That was very interesting, I liked the approach.

Just tried to see if I can get there so I did the partial derivative on f(r,h)= pi*r^2*h
you will then consider them as equal
pi*2*r*h=pi*r^2
r=2*h
here what I dont understand.... in your case C = 2h which means 2*pi*r= 2h and in my case it's r=2*h
where is the mistake?

 

[MarkFL]

You're using the radius rather than the circumference, and you're not taking the constraint into account.

 

[7777ft]

That was very interesting, I liked the approach.

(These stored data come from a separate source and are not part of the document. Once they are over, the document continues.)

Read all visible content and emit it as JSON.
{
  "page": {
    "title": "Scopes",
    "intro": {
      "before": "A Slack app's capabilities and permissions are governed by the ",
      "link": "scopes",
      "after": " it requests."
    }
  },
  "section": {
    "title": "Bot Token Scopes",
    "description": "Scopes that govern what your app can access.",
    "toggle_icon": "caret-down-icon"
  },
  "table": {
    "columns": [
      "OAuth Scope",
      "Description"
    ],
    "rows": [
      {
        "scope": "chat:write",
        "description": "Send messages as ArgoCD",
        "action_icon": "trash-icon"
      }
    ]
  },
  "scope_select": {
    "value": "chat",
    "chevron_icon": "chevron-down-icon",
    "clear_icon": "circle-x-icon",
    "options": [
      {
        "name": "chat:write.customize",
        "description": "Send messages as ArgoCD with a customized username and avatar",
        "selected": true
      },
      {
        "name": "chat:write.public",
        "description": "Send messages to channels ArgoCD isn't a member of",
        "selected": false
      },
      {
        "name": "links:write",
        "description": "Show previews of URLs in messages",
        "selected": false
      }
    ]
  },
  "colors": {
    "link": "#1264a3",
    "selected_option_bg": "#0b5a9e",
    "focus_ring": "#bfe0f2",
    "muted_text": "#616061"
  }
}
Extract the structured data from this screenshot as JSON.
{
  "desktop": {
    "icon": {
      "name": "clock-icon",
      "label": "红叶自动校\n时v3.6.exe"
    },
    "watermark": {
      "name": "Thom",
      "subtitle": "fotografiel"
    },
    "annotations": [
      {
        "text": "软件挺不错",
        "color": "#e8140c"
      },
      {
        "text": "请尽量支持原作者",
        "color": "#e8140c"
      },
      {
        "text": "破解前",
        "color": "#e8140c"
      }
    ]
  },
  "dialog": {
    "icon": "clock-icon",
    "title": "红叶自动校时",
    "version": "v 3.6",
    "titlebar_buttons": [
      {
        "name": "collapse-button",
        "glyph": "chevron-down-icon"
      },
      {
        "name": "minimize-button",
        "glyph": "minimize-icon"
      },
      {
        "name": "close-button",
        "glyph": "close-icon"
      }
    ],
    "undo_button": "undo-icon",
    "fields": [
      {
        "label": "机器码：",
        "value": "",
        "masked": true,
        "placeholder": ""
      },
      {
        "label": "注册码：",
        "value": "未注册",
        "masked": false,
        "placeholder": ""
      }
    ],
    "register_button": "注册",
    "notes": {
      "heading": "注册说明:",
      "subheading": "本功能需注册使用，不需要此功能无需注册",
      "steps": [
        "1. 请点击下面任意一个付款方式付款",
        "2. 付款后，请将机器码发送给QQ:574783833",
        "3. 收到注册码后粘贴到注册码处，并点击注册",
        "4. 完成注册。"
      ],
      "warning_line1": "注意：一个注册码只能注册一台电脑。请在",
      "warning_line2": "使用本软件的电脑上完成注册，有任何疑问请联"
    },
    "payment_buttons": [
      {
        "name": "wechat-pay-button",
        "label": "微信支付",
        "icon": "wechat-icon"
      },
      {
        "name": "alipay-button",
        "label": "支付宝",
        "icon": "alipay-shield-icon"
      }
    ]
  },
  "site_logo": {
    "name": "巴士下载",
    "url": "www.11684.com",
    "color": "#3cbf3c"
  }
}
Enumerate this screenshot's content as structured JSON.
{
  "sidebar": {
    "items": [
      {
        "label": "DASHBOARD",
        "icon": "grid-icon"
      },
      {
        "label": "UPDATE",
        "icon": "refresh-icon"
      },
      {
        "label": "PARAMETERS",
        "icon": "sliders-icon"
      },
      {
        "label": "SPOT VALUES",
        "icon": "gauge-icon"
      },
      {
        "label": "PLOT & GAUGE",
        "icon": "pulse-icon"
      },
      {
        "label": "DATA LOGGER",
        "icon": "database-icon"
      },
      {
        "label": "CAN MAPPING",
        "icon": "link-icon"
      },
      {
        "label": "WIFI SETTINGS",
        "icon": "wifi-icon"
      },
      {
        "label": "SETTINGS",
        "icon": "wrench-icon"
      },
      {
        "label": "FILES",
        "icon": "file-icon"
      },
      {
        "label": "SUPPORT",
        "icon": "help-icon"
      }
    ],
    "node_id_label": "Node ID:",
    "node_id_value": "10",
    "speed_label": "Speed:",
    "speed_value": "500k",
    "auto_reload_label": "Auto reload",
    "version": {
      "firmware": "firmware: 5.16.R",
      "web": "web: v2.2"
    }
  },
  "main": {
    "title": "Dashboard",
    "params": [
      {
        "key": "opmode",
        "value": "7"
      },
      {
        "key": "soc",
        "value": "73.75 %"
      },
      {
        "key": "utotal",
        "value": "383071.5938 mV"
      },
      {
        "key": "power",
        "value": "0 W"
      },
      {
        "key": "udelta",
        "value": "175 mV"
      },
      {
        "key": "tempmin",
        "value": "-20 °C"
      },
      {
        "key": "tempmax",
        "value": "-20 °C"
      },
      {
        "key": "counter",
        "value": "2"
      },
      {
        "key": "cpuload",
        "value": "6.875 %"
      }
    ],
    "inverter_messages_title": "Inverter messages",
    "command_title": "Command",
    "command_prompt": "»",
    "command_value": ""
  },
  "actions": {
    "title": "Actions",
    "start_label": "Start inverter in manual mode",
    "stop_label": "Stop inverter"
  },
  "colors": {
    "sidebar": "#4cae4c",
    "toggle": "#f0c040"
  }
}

Just tried to see if I can get there so I did the partial derivative on f(r,h)= pi*r^2*h
you will then consider them as equal
pi*2*r*h=pi*r^2
r=2*h
here what I dont understand.... in your case C = 2h which means 2*pi*r= 2h and in my case it's r=2*h
where is the mistake?

@MarkFL got all fancy using [MATH]C[/MATH]. Solution using radius for regular folk.

Object function:
[MATH]f(r,h)=\pi r^2 h[/MATH]
The constraint
[MATH] \text{height} + \text{girth} = 6\\ \text{circular girth} = 2 \pi r\\ h+2 \pi r=6\\ g(r,h)=h+2 \pi r - 6=0 [/MATH]
Lagrange
[MATH] f(r,h)+\lambda g(r,h)=0\\ \pi r^2 h + \lambda (h+2 \pi r - 6)=0 [/MATH]
Partial derivatives and system of equations
[MATH]\frac{\partial}{\partial r}[\pi r^2 h + \lambda (h+2 \pi r - 6)=0] = 2 \pi rh+2 \pi \lambda = 0[/MATH][MATH]\frac{\partial}{\partial h}[\pi r^2 h + \lambda (h+2 \pi r - 6)=0] = \pi r^2 + \lambda=0[/MATH][MATH]- \pi r^2=\lambda[/MATH][MATH]2 \pi rh+2 \pi(- \pi r^2)=0[/MATH][MATH]r(h-\pi r)=0[/MATH]
Solutions
[MATH]r=0 \text{ Discard}[/MATH][MATH]r=\frac{h}{\pi} \text{ There can be only one!}[/MATH]
Solve for height by substituting radius into constraint
[MATH] h+2 \pi \left(\frac{h}{\pi}\right)=6\\ h=2 \text{ ft} [/MATH]
Solve for radius by substituting height into the one valid solution
[MATH]r=\frac{2}{\pi} \text{ ft}[/MATH]
Maximum volume
[MATH]f\left(\frac{2}{\pi},2\right)=\pi \left(\frac{2}{\pi}\right)^2 \cdot 2=\frac{8}{\pi} \text{ft}^3[/MATH]